Tutorials

Raw data

For this tutorial, we’ll download some low coverage 🦁 data for ten samples to illustrate the steps of quality control, trimming and mapping. While ENA allows using wget to download data (see and example here), for NCBI you need to use their tool sra-tools or parallel-fastq-dump. I’ve prepared an environment with an installation of parallel-fastq-dump, so we’ll use that here. Activate the environment first:

$conda activate parallel-fastq-dump

Now, create a folder to download the data to and use parallel-fastq-dump to grab accession numbers SRR10764405-SRR10764414 from NCBI:

$parallel-fastq-dump --sra-id SRR10764405 SRR10764406 SRR10764407 SRR10764408 SRR10764409 SRR10764410 SRR10764411 SRR10764412 SRR10764413 SRR10764414 --threads 4 --split-files --gzip

After you’ve downloaded the data, deactivate the environment:

conda deactivate

You should now have raw data for 10 individuals in your folder (paired-end, 20 files in total). Raw data come in .fastq.gz (or .fq.gz) format. Now let’s take a look at the data. Go to the folder where the data are stored, using cd, and use ls to display the contents of the folder. Most of the time, you’ll be working with paired-end data, meaning that each sample has two files. These are usually identified by _R1 and _R2, or _1 and _2. Those two files contain the forward and reverse reads, respectively. For more information about paired-end Illumina sequencing, watch this video.
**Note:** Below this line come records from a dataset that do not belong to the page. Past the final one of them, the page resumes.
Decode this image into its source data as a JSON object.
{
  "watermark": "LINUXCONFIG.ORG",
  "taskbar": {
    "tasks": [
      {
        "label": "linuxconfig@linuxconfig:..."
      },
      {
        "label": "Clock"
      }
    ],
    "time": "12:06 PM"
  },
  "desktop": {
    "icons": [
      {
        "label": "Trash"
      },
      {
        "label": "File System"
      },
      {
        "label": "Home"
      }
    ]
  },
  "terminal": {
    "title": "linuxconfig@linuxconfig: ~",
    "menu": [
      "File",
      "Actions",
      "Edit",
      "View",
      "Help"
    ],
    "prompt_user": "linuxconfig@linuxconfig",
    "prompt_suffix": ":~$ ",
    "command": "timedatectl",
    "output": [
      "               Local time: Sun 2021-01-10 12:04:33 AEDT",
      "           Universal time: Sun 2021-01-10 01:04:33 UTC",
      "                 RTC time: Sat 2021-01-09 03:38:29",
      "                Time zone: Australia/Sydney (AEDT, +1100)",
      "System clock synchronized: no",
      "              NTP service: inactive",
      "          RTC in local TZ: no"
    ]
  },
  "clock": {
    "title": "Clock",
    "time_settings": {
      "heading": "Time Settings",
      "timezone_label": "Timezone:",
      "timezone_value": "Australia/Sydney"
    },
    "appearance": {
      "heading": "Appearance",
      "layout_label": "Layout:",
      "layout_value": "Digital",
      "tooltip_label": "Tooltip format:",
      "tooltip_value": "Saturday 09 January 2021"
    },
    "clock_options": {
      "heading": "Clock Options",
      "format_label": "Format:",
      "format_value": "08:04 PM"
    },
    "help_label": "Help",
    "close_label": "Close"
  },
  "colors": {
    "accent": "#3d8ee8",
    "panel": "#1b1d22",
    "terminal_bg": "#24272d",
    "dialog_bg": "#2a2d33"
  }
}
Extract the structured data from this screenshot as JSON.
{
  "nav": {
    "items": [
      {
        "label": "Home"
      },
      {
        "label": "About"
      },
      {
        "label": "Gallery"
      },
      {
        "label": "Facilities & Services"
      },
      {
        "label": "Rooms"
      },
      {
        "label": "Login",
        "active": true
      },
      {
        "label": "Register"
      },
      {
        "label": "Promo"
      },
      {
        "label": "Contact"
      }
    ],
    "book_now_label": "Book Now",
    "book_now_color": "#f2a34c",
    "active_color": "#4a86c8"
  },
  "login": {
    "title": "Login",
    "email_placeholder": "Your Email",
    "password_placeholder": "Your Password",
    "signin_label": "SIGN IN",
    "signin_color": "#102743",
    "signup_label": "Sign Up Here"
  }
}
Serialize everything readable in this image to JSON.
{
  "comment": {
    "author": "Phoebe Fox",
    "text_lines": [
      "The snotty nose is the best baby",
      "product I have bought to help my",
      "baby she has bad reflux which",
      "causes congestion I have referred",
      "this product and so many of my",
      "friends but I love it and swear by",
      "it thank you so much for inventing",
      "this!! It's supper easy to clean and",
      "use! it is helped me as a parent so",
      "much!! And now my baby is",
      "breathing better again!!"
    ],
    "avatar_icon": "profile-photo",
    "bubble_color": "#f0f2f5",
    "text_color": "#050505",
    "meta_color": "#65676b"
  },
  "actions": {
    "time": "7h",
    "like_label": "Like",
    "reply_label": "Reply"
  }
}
Now let’s take a look at what’s inside these files. Type the following command:

zcat SRR10764405_1.fq.gz | less -S

The zcat command is used to unzip the file (note it ends with .gz), and less allows you to view it. Here we add -S to chop off long lines. Otherwise it wraps around and becomes messy. Try scrolling right and down, using the arrow keys. To quit less type q. If you’d like to see the messy format, with long lines wrapping, try using head -n 20 instead of the less command. head shows the first part of the file, and -n 20 tells it to show the first 20 lines. If you’re really brave, try just using zcat, without less and see what happens. Press CTRL+C to escape the madness.

Now to the actual data. Each sequenced read is spread over four lines, one of which contains sequence and another the quality scores stored as ASCII characters. The other two lines are used as headers to store information about the read. It’ll look something like this: fastq.gz

The second line contains the sequence data. The third line is unused (identified with +, often this line is empty, but here it repeats the header from the first line). And the fourth line is the quality scores for the base calls. The FASTQ wikipedia page has a good figure depicting the logic behind how quality scores are encoded.

FastQC for quality control

The first step is to inspect your raw data to estimate overall quality. Scrolling through the data with less is obviously not going to work for this. So, we’ll use a software called FastQC to help us visualize overall data quality for each of our files. You can then attempt to improve your dataset by identifying and removing samples with failed sequencing.

Let’s start the run now. First make an output folder, where you will store the results in. Use mkdir to do this. Then run the fastqc command, and direct it to your newly created output folder by using -o.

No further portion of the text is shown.